All along, I have been scrupulously fair, if only for my own amusement. I have never described an emotion that I did not feel. Even my dreams I have made available to you. (Would Frederick Chase have dreamed of drowning in the Reichenbach Falls? I don’t think so.) I have presented my thoughts and opinions exactly as they were. I did like Athelney Jones and even tried to prevent him pursuing the case when I learned he was married. I did think him a capable man — though obviously with limitations. His attempts at disguise, for example, were ridiculous. When he presented himself dressed as a pirate or a fisherman on the day we set out for Blackwall Basin, I not only recognised him, I had to work hard to prevent myself laughing out loud. I have faithfully recorded every spoken word, mine and others. I may have been forced to withhold certain details from time to time, but I have added nothing extraneous. An elaborate game, you might think, but I have found the business of writing a curiously tedious one — all those hours spent pummelling away at a machine that has proved unequal to the task of eighty thousand two hundred and forty-six words (a peculiarity of mine, the ability to count and to recall the number of every word as I go). Several of the keys have jammed and the letter e is so faded as to be indecipherable. One day, someone will have to type the whole thing again. My old adversary, Sherlock Holmes, was fortunate indeed to have his Watson, the faithful chronicler of his adventures, but I could afford no such luxury. I know that this will not be published in my lifetime, if at all. Such is the nature of my profession.
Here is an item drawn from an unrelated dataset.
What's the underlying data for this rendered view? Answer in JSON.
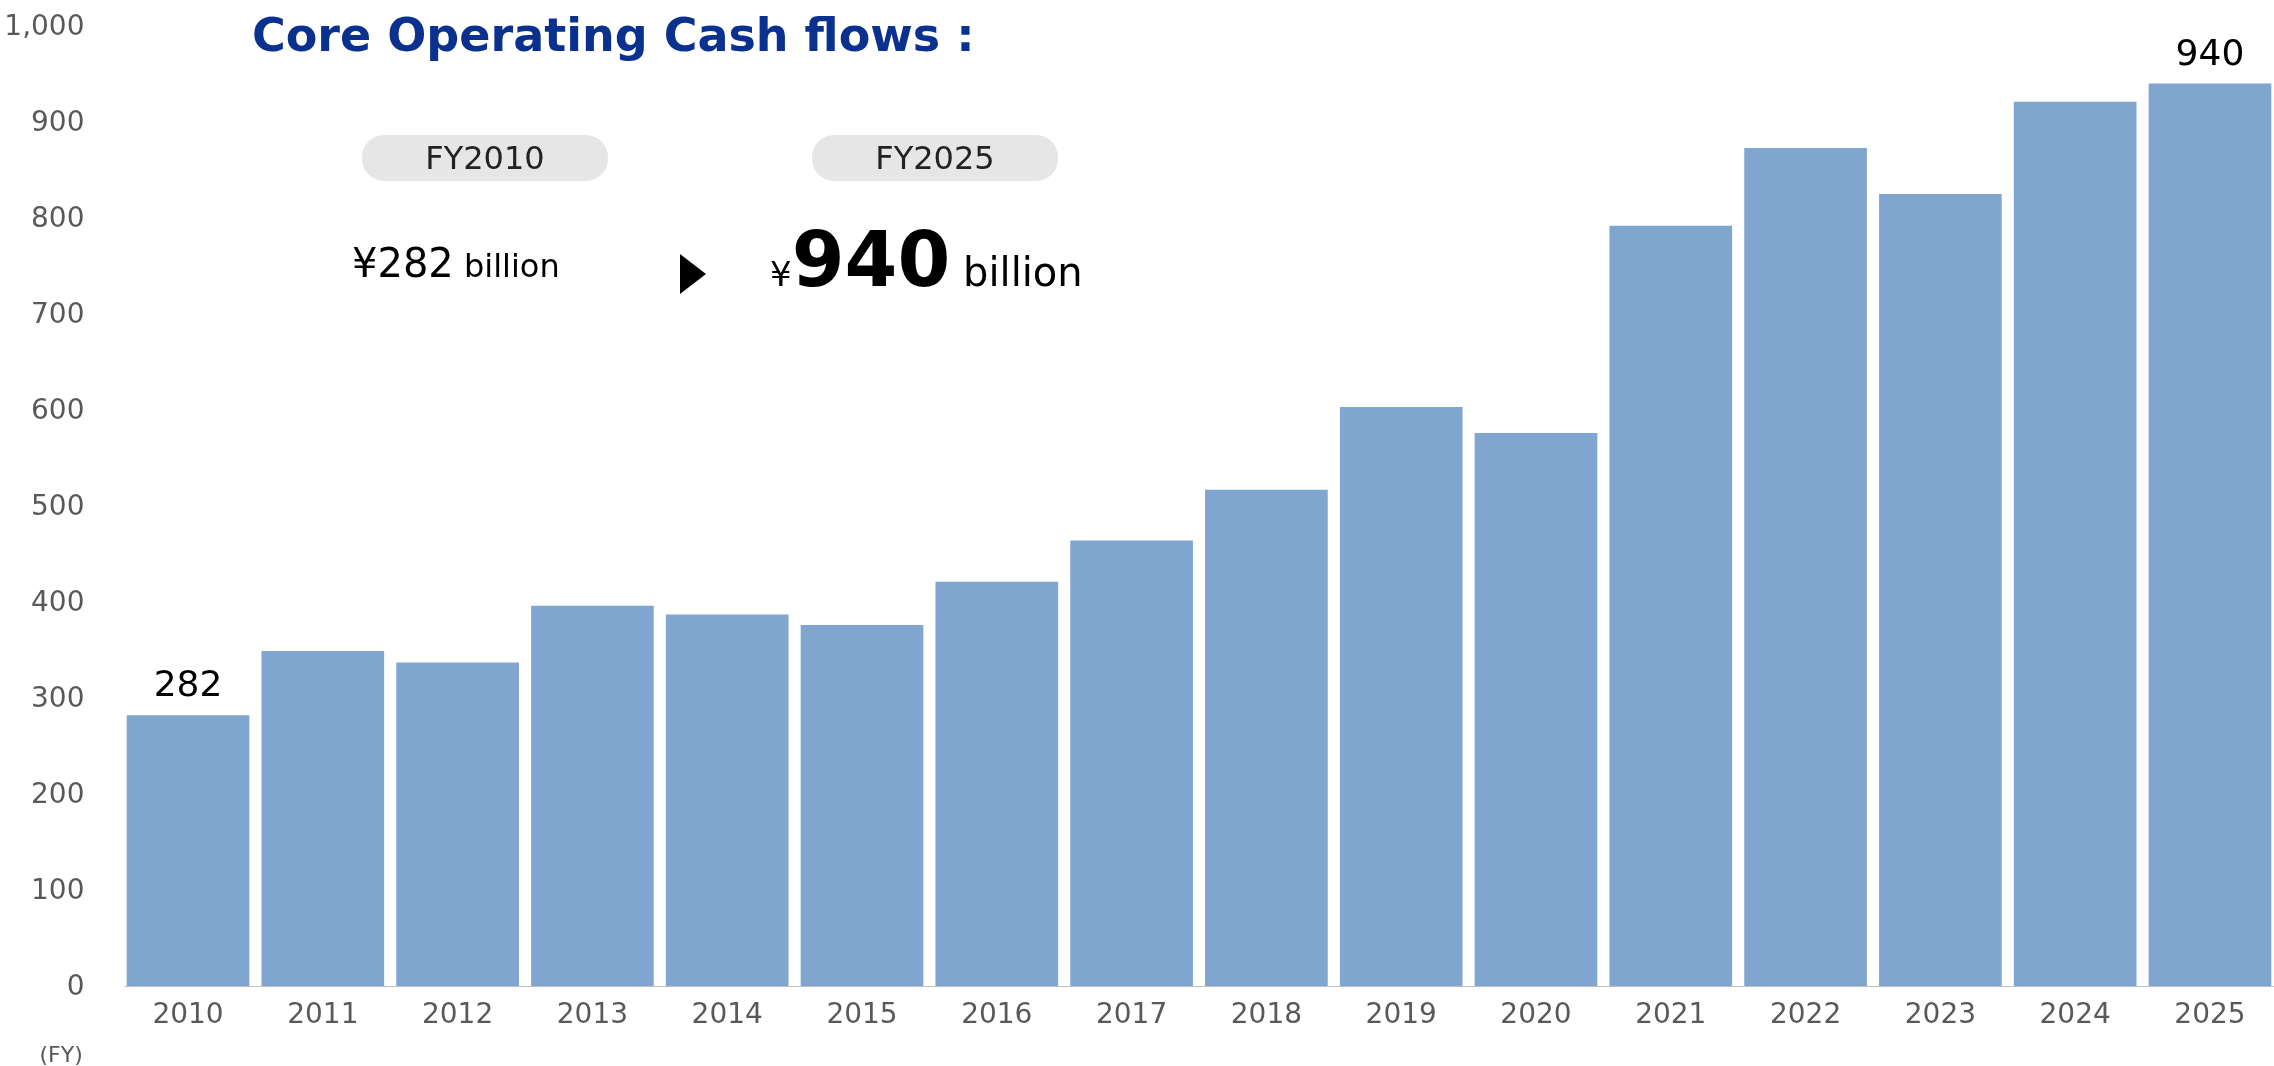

I must explain myself. We have travelled thus far together and we must come to an understanding before we go our separate ways. I am tired. I feel I have written enough already but even so it is necessary to go back to the start — indeed, even further than that — to put everything into perspective. I am reminded of the Gestalt theory proposed by Christian von Ehrenfels in his fascinating volume, Über Gestaltqualitäten — I was reading it, as it happens, on the train to Meiringen — which questions the relationship between the brain and the eye. There is an optical illusion that has become popular. You think you are seeing a candlestick. Then, on closer examination, you perceive that it is in fact two people facing each other. This has, in some ways, been a similar exercise though hardly quite so trivial.

Why was I in Meiringen? Why was it necessary to fake my own death? Why did I meet with Inspector Athelney Jones and become his travelling companion and friend? Well, let me turn on the electric light and pour another brandy. Now. I am ready.